The Archaeology of Human Bones provides an up to date account of the scientific analysis of human skeletal remains from archaeological sites. This completely revised edition reflects the latest developments in scientific techniques for studying human skeletons and the latest applications of those techniques in archaeology. In particular, the sections on ancient DNA and bone stable isotopes have been comprehensively updated, and two completely new chapters have been introduced, covering metric study of the postcranial skeleton and ethical dimensions of the study of human remains.
The Archaeology of Human Bones introduces students to the anatomy of bones and teeth, utilising a large number of images. It analyzes the biasing effects of decay and incomplete recovery on burial data from archaeological sites, and discusses what we may learn about burial rites from human remains. Subsequent chapters focus on demographic analysis of earlier populations, normal skeletal variation, disease and injury, isotopic and DNA analysis of bone, the study of cremated bone and ethical aspects of working with ancient human remains. Current scientific methods are explained, alongside a critical discussion of their strengths and weaknesses.

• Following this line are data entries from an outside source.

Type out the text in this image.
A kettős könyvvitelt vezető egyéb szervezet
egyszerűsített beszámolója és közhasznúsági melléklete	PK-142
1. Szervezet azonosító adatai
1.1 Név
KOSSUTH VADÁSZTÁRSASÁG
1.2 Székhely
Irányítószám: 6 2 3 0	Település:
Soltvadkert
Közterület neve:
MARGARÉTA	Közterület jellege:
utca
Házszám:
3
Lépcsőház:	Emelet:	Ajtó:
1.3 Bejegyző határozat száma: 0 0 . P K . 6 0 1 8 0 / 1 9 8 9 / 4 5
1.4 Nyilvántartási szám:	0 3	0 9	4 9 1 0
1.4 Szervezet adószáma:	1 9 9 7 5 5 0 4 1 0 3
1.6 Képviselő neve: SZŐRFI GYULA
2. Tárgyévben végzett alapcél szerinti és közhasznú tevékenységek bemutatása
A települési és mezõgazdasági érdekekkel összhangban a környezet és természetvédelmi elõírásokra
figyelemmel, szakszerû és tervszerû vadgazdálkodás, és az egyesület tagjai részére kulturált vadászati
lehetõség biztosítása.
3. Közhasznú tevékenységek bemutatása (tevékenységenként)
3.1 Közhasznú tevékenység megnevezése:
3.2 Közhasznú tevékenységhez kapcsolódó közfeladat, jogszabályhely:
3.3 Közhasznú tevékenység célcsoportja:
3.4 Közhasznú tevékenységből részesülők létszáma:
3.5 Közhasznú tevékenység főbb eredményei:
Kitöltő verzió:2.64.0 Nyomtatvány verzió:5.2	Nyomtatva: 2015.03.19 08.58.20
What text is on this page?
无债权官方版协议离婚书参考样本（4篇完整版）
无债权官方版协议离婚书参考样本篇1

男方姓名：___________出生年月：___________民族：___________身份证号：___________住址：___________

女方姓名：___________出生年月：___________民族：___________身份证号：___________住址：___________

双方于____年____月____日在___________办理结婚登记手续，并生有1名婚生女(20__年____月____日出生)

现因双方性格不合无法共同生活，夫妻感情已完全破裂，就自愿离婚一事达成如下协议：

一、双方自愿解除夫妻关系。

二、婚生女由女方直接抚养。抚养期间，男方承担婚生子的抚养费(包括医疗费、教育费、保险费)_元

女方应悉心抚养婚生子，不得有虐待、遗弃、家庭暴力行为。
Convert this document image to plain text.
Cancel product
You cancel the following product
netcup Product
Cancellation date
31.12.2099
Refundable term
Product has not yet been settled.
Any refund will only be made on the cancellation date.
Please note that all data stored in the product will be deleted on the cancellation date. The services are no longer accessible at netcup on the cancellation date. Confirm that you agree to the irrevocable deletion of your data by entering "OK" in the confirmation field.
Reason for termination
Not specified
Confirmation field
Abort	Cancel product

The ways in which scientific analyses of human skeletal remains can contribute to tackling major archaeological or historical issues is illustrated by means of examples drawn from studies from around the world.
Technical jargon is kept to a minimum, and each chapter contains a summary of the main points that a student should grasp and a list of further reading targeted to enable students to follow up major issues covered in the book. Featuring case studies from around the world and with copious illustrations, The Archaeology of Human Bones continues to be a crucial work for students of archaeology.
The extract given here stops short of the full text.